Create a ucx.workspace_scans table to persist to the migration-process jobs in that scan the workspace to update the migration process status

Description

Table schema

Column name	Data Type	Comment
`run_id`	`INT`	The run id of the `migration-process` job run.
`run_start_time`	`TIMESTAMP`	The timestamp of the job run start.
`workspace_id`	`INT`	The workspace id in which the `migration-process` job ran.
tbd		See comment below

JCZuurmond commented 1 week ago

@nfx and @asnare : In this table, we want to persist when a crawler did not return any objects to differentiate between a crawler not ran and no objects returned. How do you want to persist this information, i.e. what column schema?

JCZuurmond commented 1 week ago

Also, do we need to keep this in the ucx catalog?
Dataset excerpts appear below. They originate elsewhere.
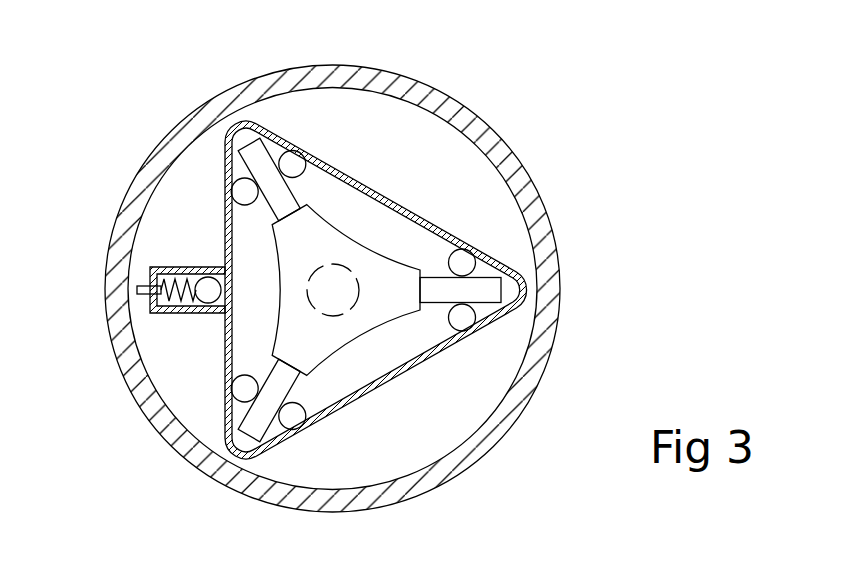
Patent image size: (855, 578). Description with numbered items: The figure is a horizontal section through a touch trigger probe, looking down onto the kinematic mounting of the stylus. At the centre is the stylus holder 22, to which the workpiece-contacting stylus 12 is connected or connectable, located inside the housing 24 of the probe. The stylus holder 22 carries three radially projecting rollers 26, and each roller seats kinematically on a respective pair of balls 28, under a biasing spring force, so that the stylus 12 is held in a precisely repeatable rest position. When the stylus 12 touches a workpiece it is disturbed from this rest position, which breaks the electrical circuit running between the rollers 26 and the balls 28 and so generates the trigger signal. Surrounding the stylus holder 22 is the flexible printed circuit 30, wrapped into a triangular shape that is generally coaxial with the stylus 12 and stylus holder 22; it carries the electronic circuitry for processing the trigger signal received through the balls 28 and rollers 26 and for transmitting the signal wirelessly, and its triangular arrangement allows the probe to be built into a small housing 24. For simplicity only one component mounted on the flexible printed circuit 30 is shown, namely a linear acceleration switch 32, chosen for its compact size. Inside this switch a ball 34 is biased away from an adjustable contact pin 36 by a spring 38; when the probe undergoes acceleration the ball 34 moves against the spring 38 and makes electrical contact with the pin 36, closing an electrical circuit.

The stylus 12 is at (333, 262).
The stylus holder 22 is at (343, 332).
The housing 24 is at (455, 100).
The rollers 26 is at (263, 145).
The balls 28 is at (237, 183).
The flexible printed circuit 30 is at (447, 225).
The linear acceleration switch 32 is at (127, 282).
The ball 34 is at (211, 278).
The adjustable contact pin 36 is at (137, 288).
The spring 38 is at (168, 266).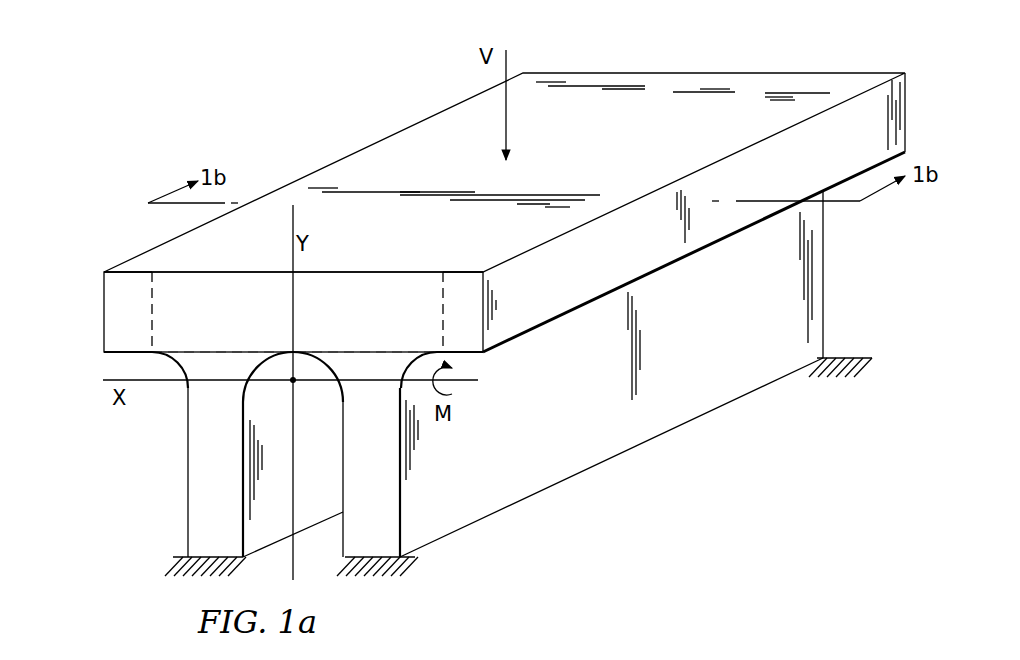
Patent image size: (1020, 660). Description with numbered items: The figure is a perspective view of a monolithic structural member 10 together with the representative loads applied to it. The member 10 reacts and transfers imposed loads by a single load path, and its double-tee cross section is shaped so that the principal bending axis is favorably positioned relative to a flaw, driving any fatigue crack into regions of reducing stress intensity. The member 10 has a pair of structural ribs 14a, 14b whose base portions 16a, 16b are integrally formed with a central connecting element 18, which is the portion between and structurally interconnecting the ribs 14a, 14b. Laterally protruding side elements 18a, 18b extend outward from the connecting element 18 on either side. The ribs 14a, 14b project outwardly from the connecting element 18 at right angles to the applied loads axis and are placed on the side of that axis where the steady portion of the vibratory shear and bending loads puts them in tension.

The monolithic structural member 10 is at (742, 98).
The structural rib 14a is at (383, 510).
The structural rib 14b is at (203, 508).
The base portion 16a is at (378, 348).
The base portion 16b is at (178, 357).
The central connecting element 18 is at (361, 288).
The laterally protruding side element 18a is at (472, 317).
The laterally protruding side element 18b is at (117, 305).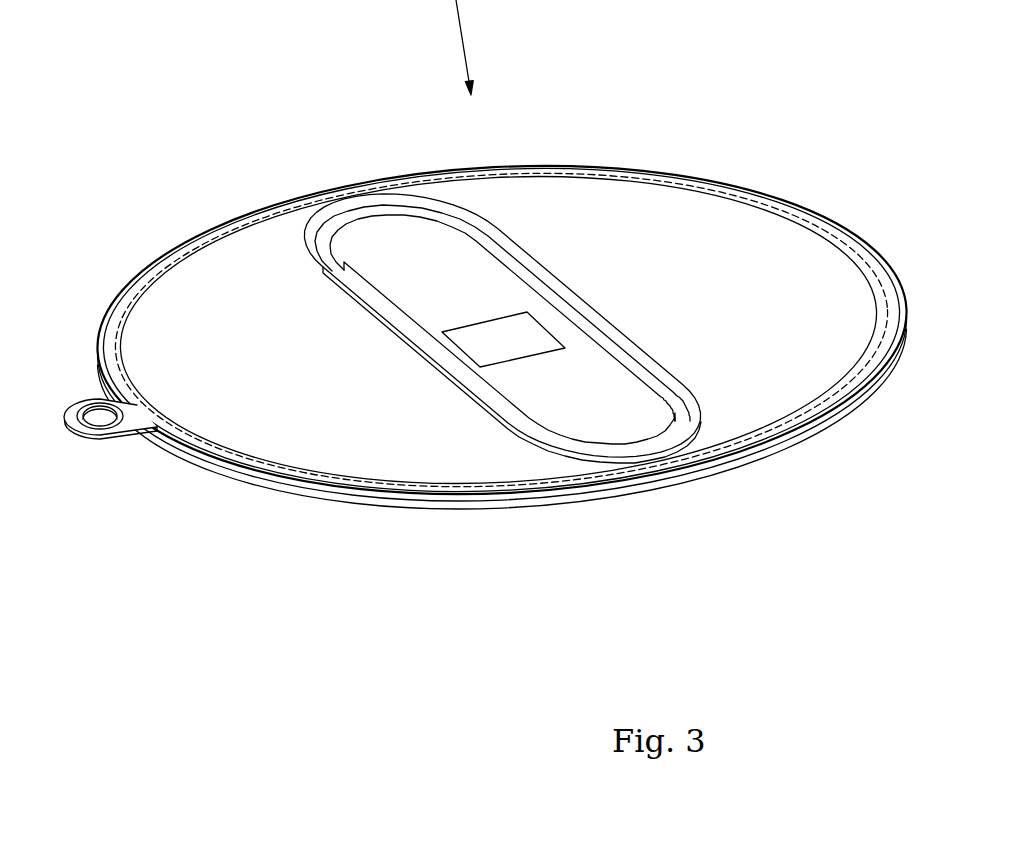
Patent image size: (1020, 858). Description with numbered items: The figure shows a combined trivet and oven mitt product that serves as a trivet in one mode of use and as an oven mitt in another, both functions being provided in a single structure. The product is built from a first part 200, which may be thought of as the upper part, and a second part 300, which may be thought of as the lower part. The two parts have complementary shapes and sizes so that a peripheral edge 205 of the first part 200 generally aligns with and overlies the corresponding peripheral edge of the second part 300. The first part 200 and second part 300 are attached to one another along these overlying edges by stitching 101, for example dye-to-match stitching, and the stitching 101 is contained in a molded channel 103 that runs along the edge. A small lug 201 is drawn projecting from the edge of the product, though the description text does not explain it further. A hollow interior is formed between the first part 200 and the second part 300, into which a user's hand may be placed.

Or should we keep this in the hive_metastore?

	`ucx`	`hive_metastore`
Pro	Contains data over multiple workspace scans to which this is relevant.	Available during assessment
Con	Growing the new ucx catalog; we might want to be conservative with this.	Assessment should only be ran once, therefore irrelevant as it is only used when rerunning.

asnare commented 9 hours ago

When we discussed this at the office the intent was: This will be in the ucx catalog and not the hive_metastore. (So yes, it's not available during assessment.)

I think a technical driver for this choice is that this table will be updated quite often with small updates, and that will behave better on the ucx catalog.

The purpose of the table is also to allow for interpretation of the history table when a crawl produces no records. Without this table we won't be able to handle that situation.

I was going to update the snapshot() functionality of the crawlers to use this table as an optimisation: if the loader returns 0 rows, consult this table if available to determine whether to actually return 0 rows or (as is currently the case) perform a crawl.